You can use either TMP or TEMPORARY when creating temporary tables in QDS. CREATE TMP TABLE is Qubole’s custom extension and is not part of Apache Hive. The differences are as follows:
| Characteristic | CREATE TMP TABLE | CREATE TEMPORARY TABLE |
|---|---|---|
| Implemented by | Qubole (supported only by QDS) | Open-source Hive.

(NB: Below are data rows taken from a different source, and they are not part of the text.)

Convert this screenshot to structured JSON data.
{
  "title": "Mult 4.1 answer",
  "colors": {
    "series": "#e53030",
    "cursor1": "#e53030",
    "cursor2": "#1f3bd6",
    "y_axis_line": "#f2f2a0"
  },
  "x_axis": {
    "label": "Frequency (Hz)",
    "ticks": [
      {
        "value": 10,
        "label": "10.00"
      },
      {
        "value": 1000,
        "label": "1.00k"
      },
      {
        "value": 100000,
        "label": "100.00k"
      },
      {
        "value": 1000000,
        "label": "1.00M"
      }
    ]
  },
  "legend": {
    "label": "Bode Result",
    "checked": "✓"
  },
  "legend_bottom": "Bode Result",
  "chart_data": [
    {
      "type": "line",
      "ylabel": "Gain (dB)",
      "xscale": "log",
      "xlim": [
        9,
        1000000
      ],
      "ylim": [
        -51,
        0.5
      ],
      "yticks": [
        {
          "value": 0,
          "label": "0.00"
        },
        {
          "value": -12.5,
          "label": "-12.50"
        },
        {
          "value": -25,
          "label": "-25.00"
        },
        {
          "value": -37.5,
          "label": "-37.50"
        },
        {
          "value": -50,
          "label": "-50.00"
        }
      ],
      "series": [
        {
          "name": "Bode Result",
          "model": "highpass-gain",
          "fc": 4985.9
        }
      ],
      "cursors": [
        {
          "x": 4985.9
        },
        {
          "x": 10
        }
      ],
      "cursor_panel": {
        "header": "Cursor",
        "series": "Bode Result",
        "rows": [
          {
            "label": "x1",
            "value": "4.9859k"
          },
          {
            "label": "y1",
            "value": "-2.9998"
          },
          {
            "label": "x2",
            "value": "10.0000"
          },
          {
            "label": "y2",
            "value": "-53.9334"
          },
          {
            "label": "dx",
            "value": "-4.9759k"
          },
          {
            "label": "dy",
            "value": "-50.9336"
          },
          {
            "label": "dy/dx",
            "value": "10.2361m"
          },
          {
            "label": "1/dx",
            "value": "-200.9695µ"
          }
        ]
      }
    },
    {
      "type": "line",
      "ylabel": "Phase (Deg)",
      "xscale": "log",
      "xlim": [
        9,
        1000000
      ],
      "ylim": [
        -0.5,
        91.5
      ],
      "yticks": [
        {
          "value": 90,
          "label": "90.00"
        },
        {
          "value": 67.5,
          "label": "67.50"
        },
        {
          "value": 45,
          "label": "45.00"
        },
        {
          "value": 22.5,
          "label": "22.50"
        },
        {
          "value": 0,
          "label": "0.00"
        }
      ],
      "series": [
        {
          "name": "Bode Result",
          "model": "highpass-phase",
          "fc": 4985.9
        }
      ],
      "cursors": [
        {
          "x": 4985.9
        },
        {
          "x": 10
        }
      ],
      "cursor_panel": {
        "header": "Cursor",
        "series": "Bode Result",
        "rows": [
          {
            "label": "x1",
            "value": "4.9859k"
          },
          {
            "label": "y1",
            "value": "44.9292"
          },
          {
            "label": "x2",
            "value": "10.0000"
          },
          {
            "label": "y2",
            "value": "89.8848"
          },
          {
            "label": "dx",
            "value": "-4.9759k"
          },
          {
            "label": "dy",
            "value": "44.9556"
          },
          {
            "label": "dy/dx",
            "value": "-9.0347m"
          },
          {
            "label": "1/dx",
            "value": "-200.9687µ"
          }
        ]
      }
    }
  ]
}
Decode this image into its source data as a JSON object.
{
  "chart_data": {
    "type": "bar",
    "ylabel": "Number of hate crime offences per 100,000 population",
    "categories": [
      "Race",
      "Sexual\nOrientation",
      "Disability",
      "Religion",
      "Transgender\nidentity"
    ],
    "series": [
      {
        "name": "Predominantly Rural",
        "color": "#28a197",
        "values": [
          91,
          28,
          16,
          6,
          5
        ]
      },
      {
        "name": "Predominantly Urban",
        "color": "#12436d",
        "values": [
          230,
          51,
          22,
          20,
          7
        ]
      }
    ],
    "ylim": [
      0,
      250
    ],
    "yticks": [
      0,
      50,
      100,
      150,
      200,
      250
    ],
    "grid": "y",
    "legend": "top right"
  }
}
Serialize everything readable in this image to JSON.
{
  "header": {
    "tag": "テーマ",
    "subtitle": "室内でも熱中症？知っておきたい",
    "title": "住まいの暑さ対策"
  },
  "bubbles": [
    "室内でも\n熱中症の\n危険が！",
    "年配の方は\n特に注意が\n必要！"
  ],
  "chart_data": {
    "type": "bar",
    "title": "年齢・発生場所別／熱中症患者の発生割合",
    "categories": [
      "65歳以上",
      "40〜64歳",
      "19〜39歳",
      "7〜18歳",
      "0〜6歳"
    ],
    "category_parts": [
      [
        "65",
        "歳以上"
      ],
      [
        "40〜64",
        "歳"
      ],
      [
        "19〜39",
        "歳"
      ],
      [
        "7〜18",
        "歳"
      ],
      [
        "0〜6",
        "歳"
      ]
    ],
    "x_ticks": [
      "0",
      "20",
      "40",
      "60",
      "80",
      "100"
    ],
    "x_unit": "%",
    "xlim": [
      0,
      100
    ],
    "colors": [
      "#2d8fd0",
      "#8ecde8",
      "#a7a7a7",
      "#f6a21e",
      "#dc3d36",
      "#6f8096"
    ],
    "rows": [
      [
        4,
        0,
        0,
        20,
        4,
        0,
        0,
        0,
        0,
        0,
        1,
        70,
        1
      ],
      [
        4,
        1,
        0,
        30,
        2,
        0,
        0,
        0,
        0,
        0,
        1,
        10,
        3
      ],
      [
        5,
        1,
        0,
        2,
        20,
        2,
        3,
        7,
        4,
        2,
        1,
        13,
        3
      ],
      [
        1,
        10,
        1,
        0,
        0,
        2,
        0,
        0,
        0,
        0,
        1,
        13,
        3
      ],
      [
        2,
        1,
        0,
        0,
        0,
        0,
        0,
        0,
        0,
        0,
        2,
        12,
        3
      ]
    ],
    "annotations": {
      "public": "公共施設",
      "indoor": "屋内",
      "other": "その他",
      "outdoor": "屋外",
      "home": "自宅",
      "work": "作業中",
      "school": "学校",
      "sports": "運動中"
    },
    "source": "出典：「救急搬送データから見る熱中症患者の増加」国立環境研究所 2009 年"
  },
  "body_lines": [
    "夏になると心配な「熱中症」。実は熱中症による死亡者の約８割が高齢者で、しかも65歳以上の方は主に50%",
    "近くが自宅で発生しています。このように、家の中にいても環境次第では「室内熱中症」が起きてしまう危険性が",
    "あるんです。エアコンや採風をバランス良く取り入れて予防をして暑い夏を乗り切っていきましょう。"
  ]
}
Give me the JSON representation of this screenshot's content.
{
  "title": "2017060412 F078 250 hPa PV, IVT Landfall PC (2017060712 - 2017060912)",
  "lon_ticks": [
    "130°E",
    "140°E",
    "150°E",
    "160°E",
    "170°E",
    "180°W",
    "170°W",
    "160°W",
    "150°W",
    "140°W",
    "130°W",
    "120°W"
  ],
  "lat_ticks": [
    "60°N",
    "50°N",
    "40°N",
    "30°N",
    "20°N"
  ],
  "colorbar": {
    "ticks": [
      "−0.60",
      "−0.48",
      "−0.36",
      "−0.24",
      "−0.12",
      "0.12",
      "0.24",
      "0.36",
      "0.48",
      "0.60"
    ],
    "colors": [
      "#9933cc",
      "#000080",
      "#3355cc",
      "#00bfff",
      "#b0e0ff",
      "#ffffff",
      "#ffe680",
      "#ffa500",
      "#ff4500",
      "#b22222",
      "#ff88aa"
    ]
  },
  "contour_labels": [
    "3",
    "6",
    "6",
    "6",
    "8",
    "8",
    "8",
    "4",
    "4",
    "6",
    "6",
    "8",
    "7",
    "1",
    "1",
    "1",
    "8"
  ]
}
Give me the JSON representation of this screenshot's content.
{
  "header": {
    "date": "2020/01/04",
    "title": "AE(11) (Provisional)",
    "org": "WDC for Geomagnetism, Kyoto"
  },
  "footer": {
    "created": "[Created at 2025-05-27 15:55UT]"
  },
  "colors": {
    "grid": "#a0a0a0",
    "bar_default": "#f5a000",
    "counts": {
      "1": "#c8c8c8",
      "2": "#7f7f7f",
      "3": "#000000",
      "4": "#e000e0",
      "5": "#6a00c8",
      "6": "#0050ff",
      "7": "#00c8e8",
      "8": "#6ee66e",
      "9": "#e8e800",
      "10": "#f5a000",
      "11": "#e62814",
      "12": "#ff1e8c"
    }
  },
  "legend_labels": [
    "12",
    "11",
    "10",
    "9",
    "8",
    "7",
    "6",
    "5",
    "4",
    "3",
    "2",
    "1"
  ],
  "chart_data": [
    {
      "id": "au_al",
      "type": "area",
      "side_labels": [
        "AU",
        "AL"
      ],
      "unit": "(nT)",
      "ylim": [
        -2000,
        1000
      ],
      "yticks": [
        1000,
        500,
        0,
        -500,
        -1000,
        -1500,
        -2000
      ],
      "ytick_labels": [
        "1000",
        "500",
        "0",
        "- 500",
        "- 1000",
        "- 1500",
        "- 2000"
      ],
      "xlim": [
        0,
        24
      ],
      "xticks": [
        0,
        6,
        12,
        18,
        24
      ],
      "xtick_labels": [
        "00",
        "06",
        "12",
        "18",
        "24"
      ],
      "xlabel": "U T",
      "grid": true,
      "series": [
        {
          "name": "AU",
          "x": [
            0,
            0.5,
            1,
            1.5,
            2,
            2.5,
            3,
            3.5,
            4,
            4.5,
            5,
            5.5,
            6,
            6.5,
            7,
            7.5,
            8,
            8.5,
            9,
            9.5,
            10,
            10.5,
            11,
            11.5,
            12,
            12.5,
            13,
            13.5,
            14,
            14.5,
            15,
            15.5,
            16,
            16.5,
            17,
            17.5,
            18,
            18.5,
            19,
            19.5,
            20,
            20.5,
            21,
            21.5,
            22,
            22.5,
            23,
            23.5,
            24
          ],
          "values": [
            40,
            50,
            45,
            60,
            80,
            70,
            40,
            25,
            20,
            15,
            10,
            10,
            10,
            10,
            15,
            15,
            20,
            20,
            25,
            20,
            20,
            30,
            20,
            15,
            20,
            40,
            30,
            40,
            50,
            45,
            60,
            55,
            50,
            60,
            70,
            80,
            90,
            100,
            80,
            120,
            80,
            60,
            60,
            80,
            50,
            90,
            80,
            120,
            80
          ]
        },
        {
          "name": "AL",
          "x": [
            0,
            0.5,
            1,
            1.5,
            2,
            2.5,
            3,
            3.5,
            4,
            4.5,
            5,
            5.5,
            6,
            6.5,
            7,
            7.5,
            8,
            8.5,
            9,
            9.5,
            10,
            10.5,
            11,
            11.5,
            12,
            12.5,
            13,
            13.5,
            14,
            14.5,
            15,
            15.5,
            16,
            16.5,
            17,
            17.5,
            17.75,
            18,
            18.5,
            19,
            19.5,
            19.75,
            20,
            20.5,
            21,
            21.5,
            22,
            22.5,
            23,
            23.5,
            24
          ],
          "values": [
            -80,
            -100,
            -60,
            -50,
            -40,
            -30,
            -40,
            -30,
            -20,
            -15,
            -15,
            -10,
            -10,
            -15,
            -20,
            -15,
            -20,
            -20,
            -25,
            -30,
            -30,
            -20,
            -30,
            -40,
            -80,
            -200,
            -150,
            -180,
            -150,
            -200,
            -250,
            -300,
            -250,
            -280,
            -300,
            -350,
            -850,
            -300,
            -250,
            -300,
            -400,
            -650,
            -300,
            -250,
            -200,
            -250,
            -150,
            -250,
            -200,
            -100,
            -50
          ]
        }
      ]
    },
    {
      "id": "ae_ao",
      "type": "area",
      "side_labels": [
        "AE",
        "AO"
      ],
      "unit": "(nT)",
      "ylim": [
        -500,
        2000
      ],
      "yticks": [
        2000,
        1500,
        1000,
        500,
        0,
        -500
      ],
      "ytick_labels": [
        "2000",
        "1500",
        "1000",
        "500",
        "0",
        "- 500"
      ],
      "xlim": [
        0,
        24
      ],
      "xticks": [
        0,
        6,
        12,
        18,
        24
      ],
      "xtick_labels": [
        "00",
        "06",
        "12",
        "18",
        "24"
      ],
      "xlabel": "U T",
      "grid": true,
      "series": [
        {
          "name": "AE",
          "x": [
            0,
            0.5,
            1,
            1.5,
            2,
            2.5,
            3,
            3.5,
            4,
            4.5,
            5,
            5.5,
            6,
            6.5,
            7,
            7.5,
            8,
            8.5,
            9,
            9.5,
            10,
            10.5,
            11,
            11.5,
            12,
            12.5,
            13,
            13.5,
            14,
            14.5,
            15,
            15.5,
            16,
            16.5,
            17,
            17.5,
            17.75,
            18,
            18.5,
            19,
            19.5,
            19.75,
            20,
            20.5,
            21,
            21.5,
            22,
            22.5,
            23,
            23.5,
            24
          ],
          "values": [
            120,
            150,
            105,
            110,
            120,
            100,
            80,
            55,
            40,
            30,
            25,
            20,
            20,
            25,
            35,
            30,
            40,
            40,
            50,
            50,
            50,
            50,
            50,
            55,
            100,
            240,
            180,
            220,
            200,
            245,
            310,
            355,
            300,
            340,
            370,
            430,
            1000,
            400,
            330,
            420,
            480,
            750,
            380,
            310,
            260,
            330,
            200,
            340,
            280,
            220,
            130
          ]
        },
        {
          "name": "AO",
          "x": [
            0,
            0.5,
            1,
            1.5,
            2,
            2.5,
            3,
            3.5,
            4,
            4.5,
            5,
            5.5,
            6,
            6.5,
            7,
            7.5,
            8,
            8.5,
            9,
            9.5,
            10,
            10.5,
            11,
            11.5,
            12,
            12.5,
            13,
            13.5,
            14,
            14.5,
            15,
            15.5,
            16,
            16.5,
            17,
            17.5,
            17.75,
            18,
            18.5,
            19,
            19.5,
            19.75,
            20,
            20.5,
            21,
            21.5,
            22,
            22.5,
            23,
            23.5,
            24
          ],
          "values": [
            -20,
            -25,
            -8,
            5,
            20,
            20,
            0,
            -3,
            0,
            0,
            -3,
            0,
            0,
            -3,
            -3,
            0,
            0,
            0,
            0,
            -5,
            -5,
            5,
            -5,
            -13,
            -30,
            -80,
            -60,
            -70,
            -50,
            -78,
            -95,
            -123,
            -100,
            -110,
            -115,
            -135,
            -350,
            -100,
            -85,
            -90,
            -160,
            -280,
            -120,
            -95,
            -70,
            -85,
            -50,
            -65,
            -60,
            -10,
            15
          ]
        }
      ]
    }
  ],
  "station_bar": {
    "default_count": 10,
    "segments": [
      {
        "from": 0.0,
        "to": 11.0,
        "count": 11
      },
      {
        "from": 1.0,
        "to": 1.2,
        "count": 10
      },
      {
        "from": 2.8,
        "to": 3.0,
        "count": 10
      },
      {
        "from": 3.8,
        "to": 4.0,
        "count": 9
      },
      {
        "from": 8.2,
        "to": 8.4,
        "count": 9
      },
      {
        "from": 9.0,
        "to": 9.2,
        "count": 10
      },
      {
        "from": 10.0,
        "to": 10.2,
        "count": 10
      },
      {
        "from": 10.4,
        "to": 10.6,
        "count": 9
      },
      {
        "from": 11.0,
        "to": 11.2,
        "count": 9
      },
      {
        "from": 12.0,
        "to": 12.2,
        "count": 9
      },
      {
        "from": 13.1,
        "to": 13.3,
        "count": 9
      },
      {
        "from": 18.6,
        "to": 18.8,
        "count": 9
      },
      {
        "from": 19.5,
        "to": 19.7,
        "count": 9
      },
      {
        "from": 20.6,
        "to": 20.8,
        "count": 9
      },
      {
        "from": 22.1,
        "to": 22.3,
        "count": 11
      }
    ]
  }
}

See this document and the OSS Hive Wiki for details. |
| Metadata | Stored in Hive metastore | Lives only in memory |
| Table storage | HDFS | HDFS |
| Life of table | QDS user session | Hive user session |
| Table clean-up | When QDS cluster is terminated or QDS user session ends | When Hive user session ends |
| Advantages | Can be shared across clusters and users and multiple query records (because the metadata is in the Hive metastore) | Short-lived, quicker clean-up |
| Disadvantages | Heavy clean up (traversing metastore); more disk capacity needed in HDFS because clean-up is less frequent | Available only in Hive user session; doesn’t support index, partition, etc. |
| Recommended if… | The temporary table is expected to live across multiple QDS query history-records (a query history-record is the one row a user can see in the History view on the QDS Analyze page) | The temporary table is needed only in one query history-record |